Un bilan contrasté des interventions françaises

  • Succès en matière de formation et de montée en capacité des Forces de défense africaines : la France a formé des milliers d’officiers, aidé à la constitution d’armées nationales dans la sous-région et accompagné de nombreux projets de défense civile.
  • Contestation sur les résultats sécuritaires : la lutte contre le terrorisme au Sahel stagne ou régresse (Mali, Niger, Burkina Faso), les forces jihadistes se déplacent, s’adaptent, certains territoires ruraux échappant désormais à tout contrôle étatique.
  • Coopération élargie mais concurrencée : montée en puissance de la Russie (Wagner et nouvelles sociétés militaires privées), de la Turquie, de la Chine et – dans une moindre mesure – des États-Unis, qui cherchent chacun à s’imposer comme partenaires alternatifs.

Des transitions sécuritaires encore fragiles

Le retrait du Sénégal s’accompagne d’une promesse de « nouveaux modèles » :

  • Bases partagées et forces de réaction rapide : la France privilégie désormais l’ancrage discret (forces spéciales, missions de conseil, appui aérien ponctuel).
  • Intégration régionale : soutien accru à la CEDEAO, à l’Union africaine et à la consolidation d’alliances multilatérales africaines (G5 Sahel, Accra Initiative, Forum de Lomé).
  • Diplomatie militaire « plus horizontale » : Paris met en avant la coproduction d’armements, la formation croisée, et la participation de cadres africains à la gestion stratégique.

Quels impacts pour l’Afrique ?

Pour de nombreux observateurs, la recomposition de la présence militaire française correspond avant tout à une nouvelle étape d’émancipation africaine… à condition que la consolidation des outils de sécurité locaux suive :

  • Défis de la professionnalisation : malgré les progrès, nombre d’armées africaines sont encore minées par la corruption, le manque d’équipement, la porosité aux groupes armés et le manque de légitimité populaire.
  • Crainte d’un vide sécuritaire : le défi pour Dakar, Abidjan ou Bamako sera d’éviter que le retrait des forces françaises ne laisse place à des puissances concurrentes sans plus de garanties démocratiques ou éthiques.
  • Éveil d’une conscience panafricaine : le débat sur la souveraineté militaire et la production locale de la sécurité s’affiche désormais ouvertement dans les médias, les universités et la société civile.

Vers de nouveaux équilibres ?

Face à la pression internationale, aux défis sécuritaires djihadistes, migratoires et à la rivalité des puissances, le modèle post-2025 sera-t-il plus africain, plus multilatéral, ou simplement plus morcelé ?

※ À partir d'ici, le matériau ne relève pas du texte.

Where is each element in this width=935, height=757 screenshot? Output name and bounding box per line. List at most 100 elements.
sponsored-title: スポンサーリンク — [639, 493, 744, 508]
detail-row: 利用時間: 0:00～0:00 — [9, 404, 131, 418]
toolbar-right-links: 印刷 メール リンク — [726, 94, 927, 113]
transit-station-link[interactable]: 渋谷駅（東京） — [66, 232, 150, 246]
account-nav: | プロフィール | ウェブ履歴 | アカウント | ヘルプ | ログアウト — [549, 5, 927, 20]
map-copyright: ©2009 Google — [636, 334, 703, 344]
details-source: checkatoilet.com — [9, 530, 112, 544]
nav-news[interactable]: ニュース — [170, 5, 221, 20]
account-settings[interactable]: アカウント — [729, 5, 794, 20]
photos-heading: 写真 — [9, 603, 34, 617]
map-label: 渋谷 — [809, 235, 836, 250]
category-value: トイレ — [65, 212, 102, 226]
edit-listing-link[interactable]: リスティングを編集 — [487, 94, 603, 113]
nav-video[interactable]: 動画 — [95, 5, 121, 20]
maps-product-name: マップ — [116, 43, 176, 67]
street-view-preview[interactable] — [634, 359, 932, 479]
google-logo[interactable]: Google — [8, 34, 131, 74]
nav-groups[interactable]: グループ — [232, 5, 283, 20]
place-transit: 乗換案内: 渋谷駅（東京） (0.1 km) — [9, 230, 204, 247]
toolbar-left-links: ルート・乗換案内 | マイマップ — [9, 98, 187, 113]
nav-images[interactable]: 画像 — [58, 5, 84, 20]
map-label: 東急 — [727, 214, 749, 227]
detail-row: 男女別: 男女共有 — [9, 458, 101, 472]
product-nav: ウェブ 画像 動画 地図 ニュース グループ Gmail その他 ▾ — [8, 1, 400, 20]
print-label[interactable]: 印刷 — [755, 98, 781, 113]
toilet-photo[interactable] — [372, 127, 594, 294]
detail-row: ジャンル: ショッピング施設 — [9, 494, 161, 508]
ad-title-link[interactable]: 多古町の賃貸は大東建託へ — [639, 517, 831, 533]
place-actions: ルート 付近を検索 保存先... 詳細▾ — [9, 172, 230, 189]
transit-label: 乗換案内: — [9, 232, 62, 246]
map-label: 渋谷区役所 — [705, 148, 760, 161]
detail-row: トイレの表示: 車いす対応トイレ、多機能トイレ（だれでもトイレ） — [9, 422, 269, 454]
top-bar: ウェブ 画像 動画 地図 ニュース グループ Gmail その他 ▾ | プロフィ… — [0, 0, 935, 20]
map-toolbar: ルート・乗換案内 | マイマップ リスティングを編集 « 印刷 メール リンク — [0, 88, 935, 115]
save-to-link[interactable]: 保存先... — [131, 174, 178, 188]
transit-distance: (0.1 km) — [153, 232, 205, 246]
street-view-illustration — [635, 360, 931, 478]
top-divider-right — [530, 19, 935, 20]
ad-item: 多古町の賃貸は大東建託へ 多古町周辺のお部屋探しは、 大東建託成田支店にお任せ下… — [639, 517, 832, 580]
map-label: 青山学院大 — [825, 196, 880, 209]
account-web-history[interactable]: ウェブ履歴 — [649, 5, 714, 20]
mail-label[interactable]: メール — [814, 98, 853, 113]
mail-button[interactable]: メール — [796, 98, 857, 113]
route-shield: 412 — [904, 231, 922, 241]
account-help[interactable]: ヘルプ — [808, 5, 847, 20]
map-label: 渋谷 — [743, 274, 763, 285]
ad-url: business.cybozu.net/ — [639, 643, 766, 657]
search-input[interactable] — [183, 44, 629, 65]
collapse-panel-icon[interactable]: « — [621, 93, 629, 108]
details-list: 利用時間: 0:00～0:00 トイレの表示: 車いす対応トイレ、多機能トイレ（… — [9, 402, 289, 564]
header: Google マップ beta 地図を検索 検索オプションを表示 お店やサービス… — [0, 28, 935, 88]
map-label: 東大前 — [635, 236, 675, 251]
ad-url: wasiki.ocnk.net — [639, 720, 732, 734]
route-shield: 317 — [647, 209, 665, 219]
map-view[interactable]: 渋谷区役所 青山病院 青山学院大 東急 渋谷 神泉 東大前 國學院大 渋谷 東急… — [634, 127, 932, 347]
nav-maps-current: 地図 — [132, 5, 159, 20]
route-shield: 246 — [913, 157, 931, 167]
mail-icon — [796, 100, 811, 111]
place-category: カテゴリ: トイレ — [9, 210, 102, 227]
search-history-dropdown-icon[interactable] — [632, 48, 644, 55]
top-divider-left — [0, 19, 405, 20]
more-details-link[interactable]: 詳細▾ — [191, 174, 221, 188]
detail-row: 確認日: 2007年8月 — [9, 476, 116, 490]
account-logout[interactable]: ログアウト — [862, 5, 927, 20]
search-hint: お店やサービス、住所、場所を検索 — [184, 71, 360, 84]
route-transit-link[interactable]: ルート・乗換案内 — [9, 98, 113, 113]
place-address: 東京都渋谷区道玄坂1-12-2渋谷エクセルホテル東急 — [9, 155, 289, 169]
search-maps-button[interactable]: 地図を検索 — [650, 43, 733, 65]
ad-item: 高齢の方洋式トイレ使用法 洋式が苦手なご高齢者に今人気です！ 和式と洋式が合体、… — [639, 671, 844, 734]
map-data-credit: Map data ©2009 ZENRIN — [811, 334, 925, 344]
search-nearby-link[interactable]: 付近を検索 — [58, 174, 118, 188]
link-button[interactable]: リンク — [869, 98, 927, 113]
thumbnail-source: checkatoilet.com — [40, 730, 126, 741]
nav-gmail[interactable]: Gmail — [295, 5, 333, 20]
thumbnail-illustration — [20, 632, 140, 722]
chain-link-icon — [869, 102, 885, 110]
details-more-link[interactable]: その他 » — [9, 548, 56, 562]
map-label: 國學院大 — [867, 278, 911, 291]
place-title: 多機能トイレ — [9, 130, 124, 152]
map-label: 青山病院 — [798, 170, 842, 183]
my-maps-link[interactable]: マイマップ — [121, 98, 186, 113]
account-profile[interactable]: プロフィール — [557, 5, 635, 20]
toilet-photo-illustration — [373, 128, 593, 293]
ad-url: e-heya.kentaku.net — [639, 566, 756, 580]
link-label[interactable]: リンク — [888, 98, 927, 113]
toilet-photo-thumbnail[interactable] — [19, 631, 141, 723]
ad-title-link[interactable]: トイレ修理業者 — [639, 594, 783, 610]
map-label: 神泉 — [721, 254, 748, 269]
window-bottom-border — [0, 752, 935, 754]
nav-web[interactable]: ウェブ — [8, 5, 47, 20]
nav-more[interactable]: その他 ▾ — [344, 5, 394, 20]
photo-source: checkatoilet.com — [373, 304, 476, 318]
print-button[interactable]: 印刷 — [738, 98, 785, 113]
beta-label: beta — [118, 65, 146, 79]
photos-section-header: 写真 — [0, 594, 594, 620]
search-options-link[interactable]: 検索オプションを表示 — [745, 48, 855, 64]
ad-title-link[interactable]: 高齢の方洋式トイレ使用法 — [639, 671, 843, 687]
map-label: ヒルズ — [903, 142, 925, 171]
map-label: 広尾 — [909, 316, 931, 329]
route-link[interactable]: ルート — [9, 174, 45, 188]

  • La France tente de conserver son influence, mais réoriente prioritairement vers les industries stratégiques, le renseignement et la formation de l’élite africaine.
  • Les États africains, quant à eux, multiplient les alliances, diversifient leurs soutiens (Russie, Chine, Turquie), tout en cherchant à éviter la reconstitution de nouvelles formes de dépendance.

Conclusion

La fin de la présence française massive au Sénégal incarne bien davantage qu’un virage logistique : c’est un laboratoire pour l’avenir des rapports Afrique–Europe, une opportunité pour l’autonomie continentale, mais aussi un test pour la sécurité régionale au cœur d’une Afrique en pleine mutation géopolitique et sociale.